O desembargador Jorge Rachid, da Primeira Câmara de Direito Público do Tribunal de Justiça do Maranhão (TJ-MA), autorizou, em caráter excepcional e temporário, que o Município de São Luís abra créditos adicionais suplementares para garantir a continuidade de serviços públicos essenciais, mesmo sem a aprovação definitiva da Lei Orçamentária Anual (LOA) pela Câmara Municipal.
A decisão foi proferida em agravo interposto pela Câmara Municipal contra determinação da Vara de Interesses Difusos e Coletivos, no âmbito de ação civil pública movida pelo Município. A controvérsia envolve o alegado descumprimento de decisão anterior que determinava a apreciação e votação do Projeto de Lei Orçamentária Anual (PLOA) e do Plano Plurianual (PPA) no prazo máximo de quatro dias.
Segundo o Município, embora o projeto tenha começado a tramitar, o Plenário rejeitou o regime de urgência e submeteu a proposta ao rito ordinário, adiando a votação para o dia 25 de fevereiro. Para a Prefeitura, a postergação mantém situação de omissão legislativa e compromete a execução de políticas públicas, especialmente nas áreas de saúde e educação.
Entre as despesas apontadas como urgentes estão a segunda etapa da reforma do Hospital da Cidade (R$ 12,6 milhões), a reforma da Clínica da Família Nazaré Neiva (R$ 2,9 milhões), a construção da UBS Ribeira (R$ 2,3 milhões) e a utilização de recursos de emenda federal destinados a insumos hospitalares (R$ 1,3 milhão). No campo educacional, o Município também alegou risco de sanções fiscais pela impossibilidade de aplicar o diferimento de até 10% dos recursos do Fundeb no primeiro quadrimestre, conforme a Lei nº 14.113/2020.
Ao analisar o caso, o relator destacou a necessidade de harmonizar a autonomia do Poder Legislativo — inclusive quanto à definição do rito interno — com a obrigação constitucional de assegurar a continuidade dos serviços públicos essenciais.

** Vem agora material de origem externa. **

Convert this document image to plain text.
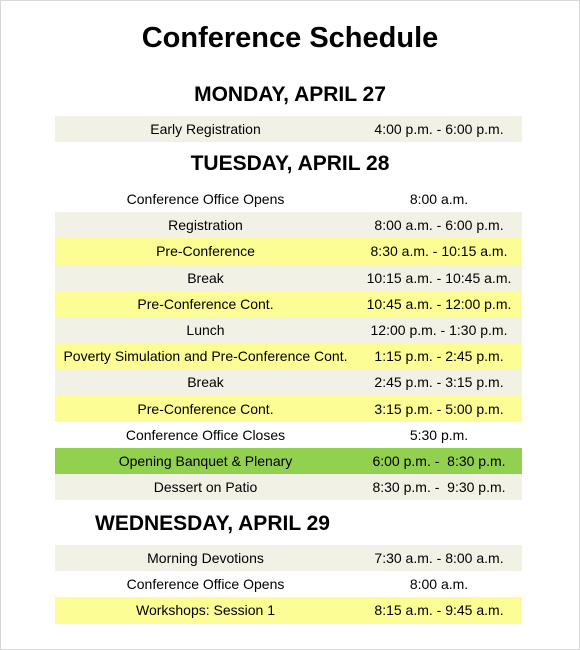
Conference Schedule
MONDAY, APRIL 27
Early Registration	4:00 p.m. - 6:00 p.m.
TUESDAY, APRIL 28
Conference Office Opens	8:00 a.m.
Registration	8:00 a.m. - 6:00 p.m.
Pre-Conference	8:30 a.m. - 10:15 a.m.
Break	10:15 a.m. - 10:45 a.m.
Pre-Conference Cont.	10:45 a.m. - 12:00 p.m.
Lunch	12:00 p.m. - 1:30 p.m.
Poverty Simulation and Pre-Conference Cont.	1:15 p.m. - 2:45 p.m.
Break	2:45 p.m. - 3:15 p.m.
Pre-Conference Cont.	3:15 p.m. - 5:00 p.m.
Conference Office Closes	5:30 p.m.
Opening Banquet & Plenary	6:00 p.m. -  8:30 p.m.
Dessert on Patio	8:30 p.m. -  9:30 p.m.
WEDNESDAY, APRIL 29
Morning Devotions	7:30 a.m. - 8:00 a.m.
Conference Office Opens	8:00 a.m.
Workshops: Session 1	8:15 a.m. - 9:45 a.m.
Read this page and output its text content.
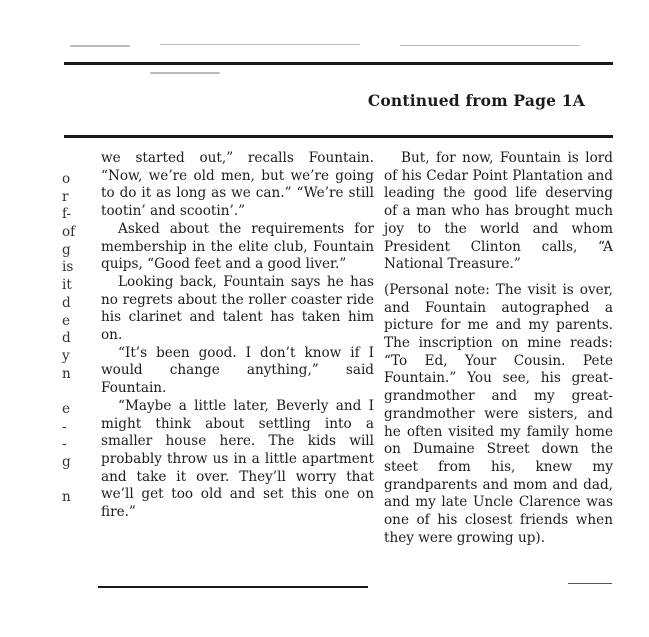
Continued from Page 1A
o
r
f-
of
g
is
it
d
e
d
y
n
e
-
-
g
n

we started out,” recalls Fountain. “Now, we’re old men, but we’re going to do it as long as we can.” “We’re still tootin’ and scootin’.”

Asked about the requirements for membership in the elite club, Fountain quips, “Good feet and a good liver.”

Looking back, Fountain says he has no regrets about the roller coaster ride his clarinet and talent has taken him on.

“It’s been good. I don’t know if I would change anything,” said Fountain.

“Maybe a little later, Beverly and I might think about settling into a smaller house here. The kids will probably throw us in a little apartment and take it over. They’ll worry that we’ll get too old and set this one on fire.”

But, for now, Fountain is lord of his Cedar Point Plantation and leading the good life deserving of a man who has brought much joy to the world and whom President Clinton calls, “A National Treasure.”

(Personal note: The visit is over, and Fountain autographed a picture for me and my parents. The inscription on mine reads: “To Ed, Your Cousin. Pete Fountain.” You see, his great-grandmother and my great-grandmother were sisters, and he often visited my family home on Dumaine Street down the steet from his, knew my grandparents and mom and dad, and my late Uncle Clarence was one of his closest friends when they were growing up).
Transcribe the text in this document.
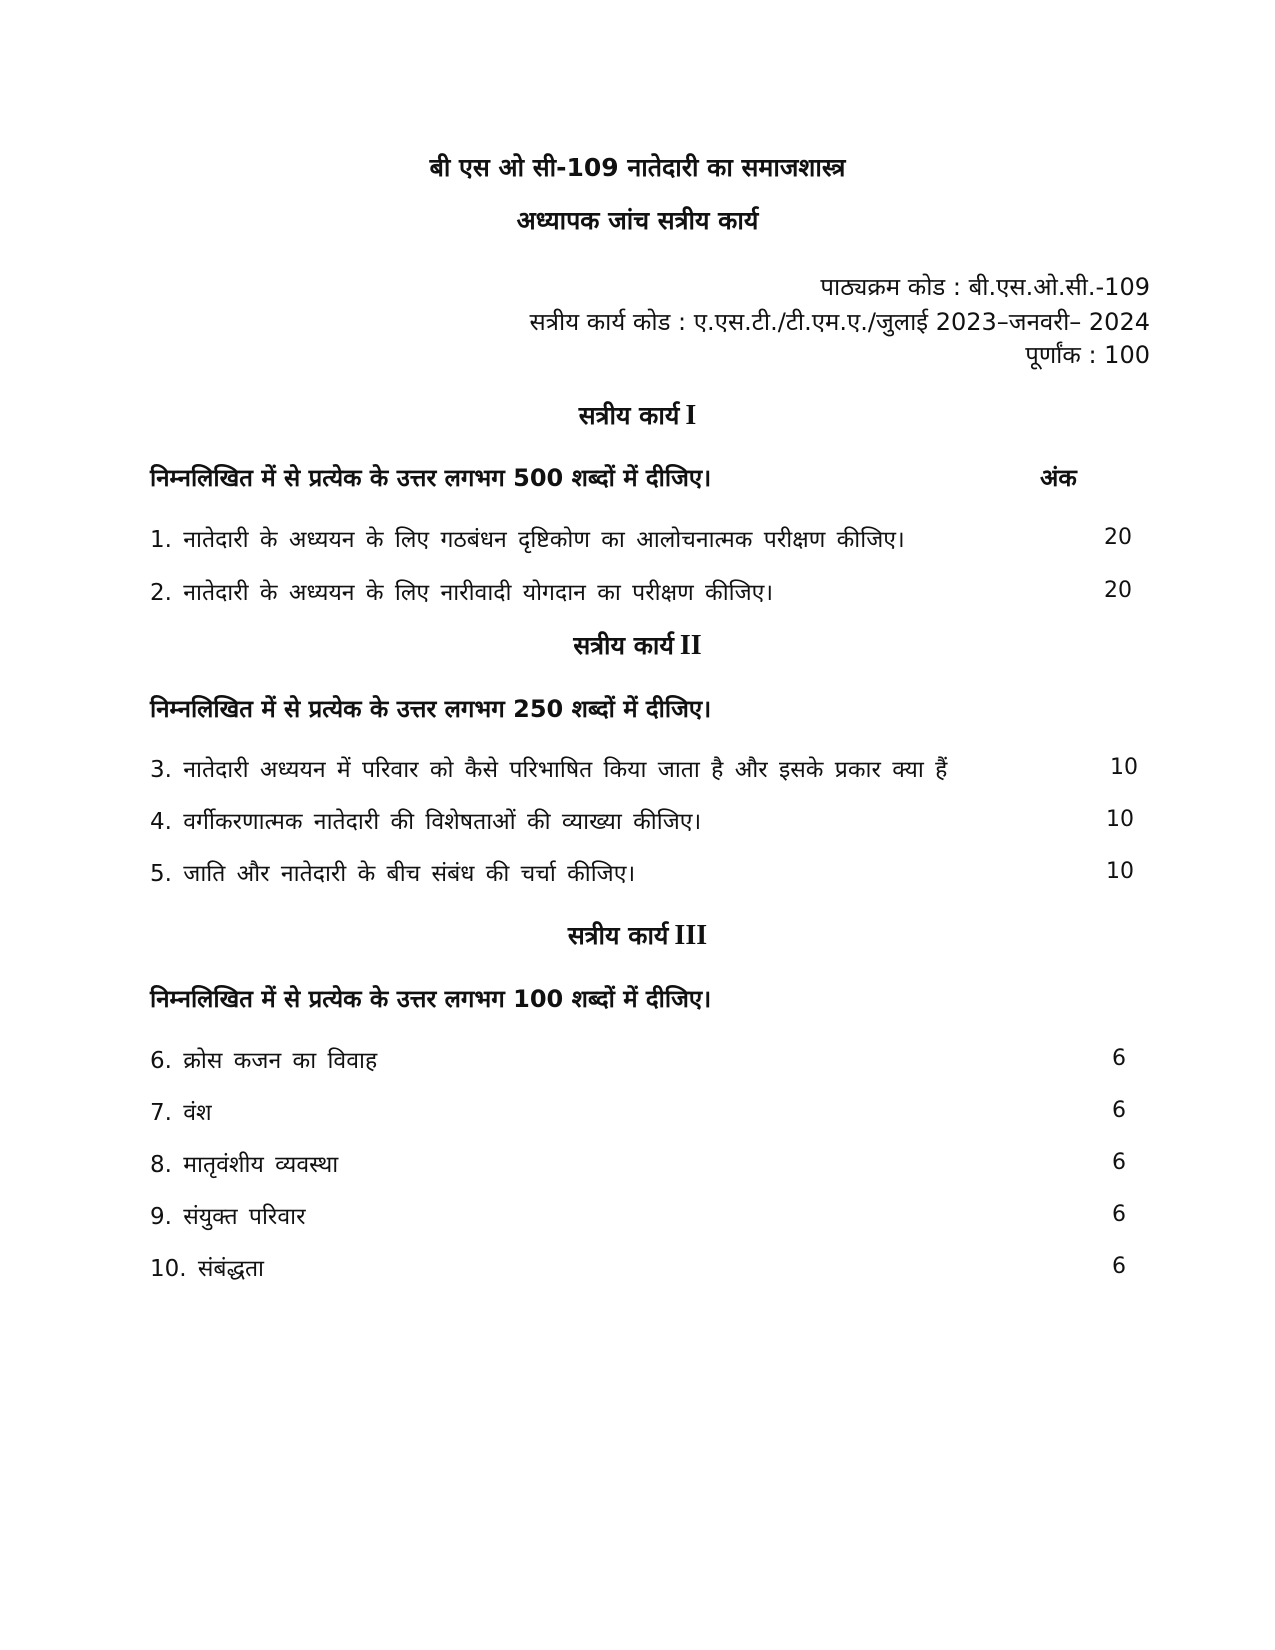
बी एस ओ सी-109 नातेदारी का समाजशास्त्र
अध्यापक जांच सत्रीय कार्य
पाठ्यक्रम कोड : बी.एस.ओ.सी.-109
सत्रीय कार्य कोड : ए.एस.टी./टी.एम.ए./जुलाई 2023–जनवरी– 2024
पूर्णांक : 100
सत्रीय कार्य I
निम्नलिखित में से प्रत्येक के उत्तर लगभग 500 शब्दों में दीजिए।	अंक
1. नातेदारी के अध्ययन के लिए गठबंधन दृष्टिकोण का आलोचनात्मक परीक्षण कीजिए।	20
2. नातेदारी के अध्ययन के लिए नारीवादी योगदान का परीक्षण कीजिए।	20
सत्रीय कार्य II
निम्नलिखित में से प्रत्येक के उत्तर लगभग 250 शब्दों में दीजिए।
3. नातेदारी अध्ययन में परिवार को कैसे परिभाषित किया जाता है और इसके प्रकार क्या हैं	10
4. वर्गीकरणात्मक नातेदारी की विशेषताओं की व्याख्या कीजिए।	10
5. जाति और नातेदारी के बीच संबंध की चर्चा कीजिए।	10
सत्रीय कार्य III
निम्नलिखित में से प्रत्येक के उत्तर लगभग 100 शब्दों में दीजिए।
6. क्रोस कजन का विवाह	6
7. वंश	6
8. मातृवंशीय व्यवस्था	6
9. संयुक्त परिवार	6
10. संबंद्धता	6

O magistrado reconheceu que a adoção de regime de urgência é matéria interna corporis, mas entendeu que, diante do risco concreto e atual à coletividade, é legítima a intervenção judicial mínima e proporcional para evitar dano grave e de difícil reparação.
Com isso, o desembargador deferiu o pedido do Município, autorizando a expedição de decretos restritos às despesas comprovadamente essenciais e urgentes, condicionando a medida à prestação de contas detalhada dos atos praticados. A autorização tem natureza excepcional e cessará automaticamente com a aprovação e entrada em vigor da Lei Orçamentária Anual.
Ratificou
Na quarta-feira, 11, Rachid já havia ratificado a liminar concedida no plantão de fim de semana pela desembargadora Maria da Graça Amorim, destrancando a pauta do Legislativo e proibindo Braide de editar novos decretos de liberação orçamentária enquanto a LOA 2026 não for votada.
Ele assumiu o caso após a plantonista despachar o processo para a Câmara de Direito Público, onde foi sorteada relatora a desembargadora Angela Salazar.
Ela se declarou suspeita e o recurso ainda chegou a ser redistribuído ao desembargador Kleber Costa Carvalho, que também declinou da análise, cabendo o julgamento a Rachid.